I am migrating data from gcp to aws. For this, I'm following this aws glue solution [1] utilizing the Spark Big Query Connector [2]. This approach is working fine for full loads, however I want to modify the job to load data incrementally based on date partitions. When providing the 'datePartition' property mentioned in [2] to the glue job as an additional connection option, I get the following error:
'An error occurred while calling o94.getDynamicFrame. com.google.cloud.spark.bigquery.repackaged.io.grpc.StatusRuntimeException: INVALID_ARGUMENT: request failed: table decorators are not supported in standard SQL'
Can anyone help me out circumvening this, or guide me towards a different implementation of incremental loads? It would help me out tremendously.

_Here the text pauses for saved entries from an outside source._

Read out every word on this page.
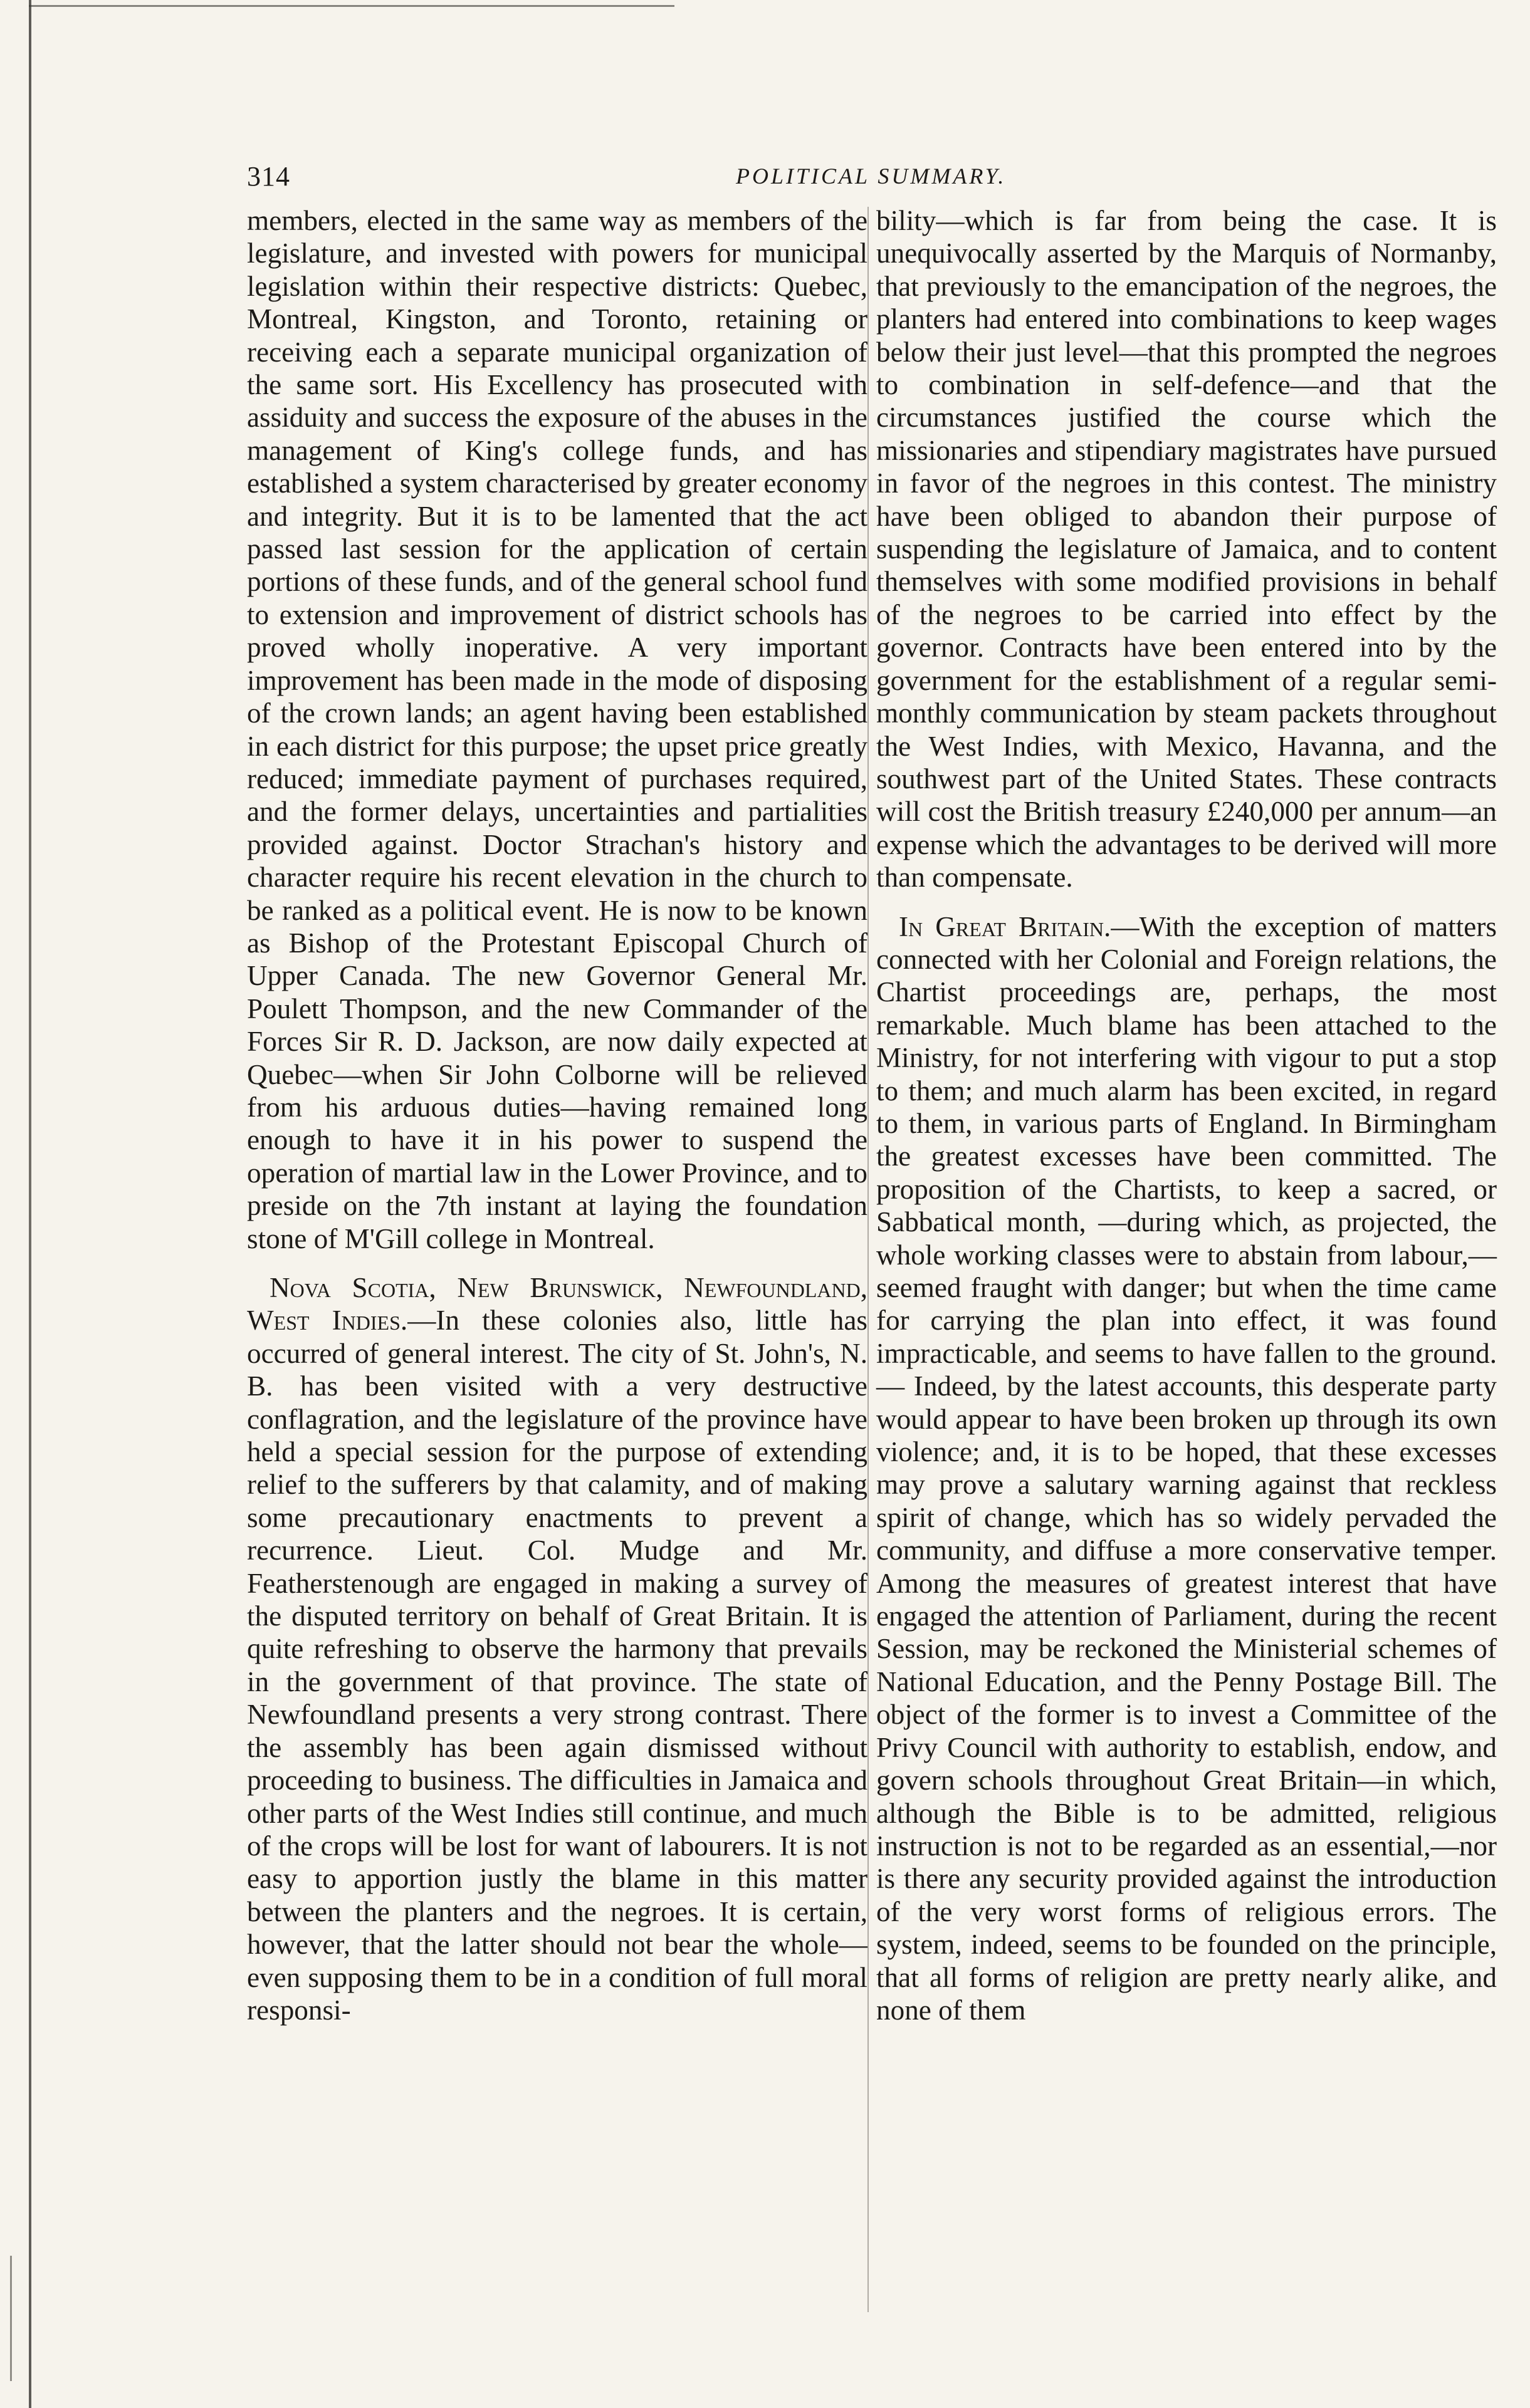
314	POLITICAL SUMMARY.

members, elected in the same way as members of the legislature, and invested with powers for municipal legislation within their respective districts: Quebec, Montreal, Kingston, and Toronto, retaining or receiving each a separate municipal organization of the same sort. His Excellency has prosecuted with assiduity and success the exposure of the abuses in the management of King's college funds, and has established a system characterised by greater economy and integrity. But it is to be lamented that the act passed last session for the application of certain portions of these funds, and of the general school fund to extension and improvement of district schools has proved wholly inoperative. A very important improvement has been made in the mode of disposing of the crown lands; an agent having been established in each district for this purpose; the upset price greatly reduced; immediate payment of purchases required, and the former delays, uncertainties and partialities provided against. Doctor Strachan's history and character require his recent elevation in the church to be ranked as a political event. He is now to be known as Bishop of the Protestant Episcopal Church of Upper Canada. The new Governor General Mr. Poulett Thompson, and the new Commander of the Forces Sir R. D. Jackson, are now daily expected at Quebec—when Sir John Colborne will be relieved from his arduous duties—having remained long enough to have it in his power to suspend the operation of martial law in the Lower Province, and to preside on the 7th instant at laying the foundation stone of M'Gill college in Montreal.

Nova Scotia, New Brunswick, Newfoundland, West Indies.—In these colonies also, little has occurred of general interest. The city of St. John's, N. B. has been visited with a very destructive conflagration, and the legislature of the province have held a special session for the purpose of extending relief to the sufferers by that calamity, and of making some precautionary enactments to prevent a recurrence. Lieut. Col. Mudge and Mr. Featherstenough are engaged in making a survey of the disputed territory on behalf of Great Britain. It is quite refreshing to observe the harmony that prevails in the government of that province. The state of Newfoundland presents a very strong contrast. There the assembly has been again dismissed without proceeding to business. The difficulties in Jamaica and other parts of the West Indies still continue, and much of the crops will be lost for want of labourers. It is not easy to apportion justly the blame in this matter between the planters and the negroes. It is certain, however, that the latter should not bear the whole—even supposing them to be in a condition of full moral responsi-

bility—which is far from being the case. It is unequivocally asserted by the Marquis of Normanby, that previously to the emancipation of the negroes, the planters had entered into combinations to keep wages below their just level—that this prompted the negroes to combination in self-defence—and that the circumstances justified the course which the missionaries and stipendiary magistrates have pursued in favor of the negroes in this contest. The ministry have been obliged to abandon their purpose of suspending the legislature of Jamaica, and to content themselves with some modified provisions in behalf of the negroes to be carried into effect by the governor. Contracts have been entered into by the government for the establishment of a regular semi-monthly communication by steam packets throughout the West Indies, with Mexico, Havanna, and the southwest part of the United States. These contracts will cost the British treasury £240,000 per annum—an expense which the advantages to be derived will more than compensate.

In Great Britain.—With the exception of matters connected with her Colonial and Foreign relations, the Chartist proceedings are, perhaps, the most remarkable. Much blame has been attached to the Ministry, for not interfering with vigour to put a stop to them; and much alarm has been excited, in regard to them, in various parts of England. In Birmingham the greatest excesses have been committed. The proposition of the Chartists, to keep a sacred, or Sabbatical month, —during which, as projected, the whole working classes were to abstain from labour,—seemed fraught with danger; but when the time came for carrying the plan into effect, it was found impracticable, and seems to have fallen to the ground.— Indeed, by the latest accounts, this desperate party would appear to have been broken up through its own violence; and, it is to be hoped, that these excesses may prove a salutary warning against that reckless spirit of change, which has so widely pervaded the community, and diffuse a more conservative temper. Among the measures of greatest interest that have engaged the attention of Parliament, during the recent Session, may be reckoned the Ministerial schemes of National Education, and the Penny Postage Bill. The object of the former is to invest a Committee of the Privy Council with authority to establish, endow, and govern schools throughout Great Britain—in which, although the Bible is to be admitted, religious instruction is not to be regarded as an essential,—nor is there any security provided against the introduction of the very worst forms of religious errors. The system, indeed, seems to be founded on the principle, that all forms of religion are pretty nearly alike, and none of them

[1] https://aws.amazon.com/blogs/big-data/migrating-data-from-google-bigquery-to-amazon-s3-using-aws-glue-custom-connectors/
[2] https://github.com/GoogleCloudDataproc/spark-bigquery-connector
import sys
from awsglue.transforms import *
from awsglue.utils import getResolvedOptions
from pyspark.context import SparkContext
from awsglue.context import GlueContext
from awsglue.job import Job
args = getResolvedOptions(sys.argv, ["JOB_NAME"])
sc = SparkContext()
glueContext = GlueContext(sc)
spark = glueContext.spark_session
job = Job(glueContext)
job.init(args["JOB_NAME"], args)
# Script generated for node Google BigQuery Connector 0.24.2 for AWS Glue 3.0
GoogleBigQueryConnector0242forAWSGlue30_node1 = (
glueContext.create_dynamic_frame.from_options(
connection_type="marketplace.spark",
connection_options={
"datePartition": "20230501",
"parentProject": "project_name",
"dataset": "dataset_name",
"table": "table_name",
"connectionName": "connection_name",
},
transformation_ctx="GoogleBigQueryConnector0242forAWSGlue30_node1",
)
)
# Script generated for node S3 bucket
S3bucket_node3 = glueContext.write_dynamic_frame.from_options(
frame=GoogleBigQueryConnector0242forAWSGlue30_node1,
connection_type="s3",
format="glueparquet",
connection_options={
"path": "bucket_name",
"partitionKeys": [],
},
format_options={"compression": "snappy"},
transformation_ctx="S3bucket_node3",
)
job.commit()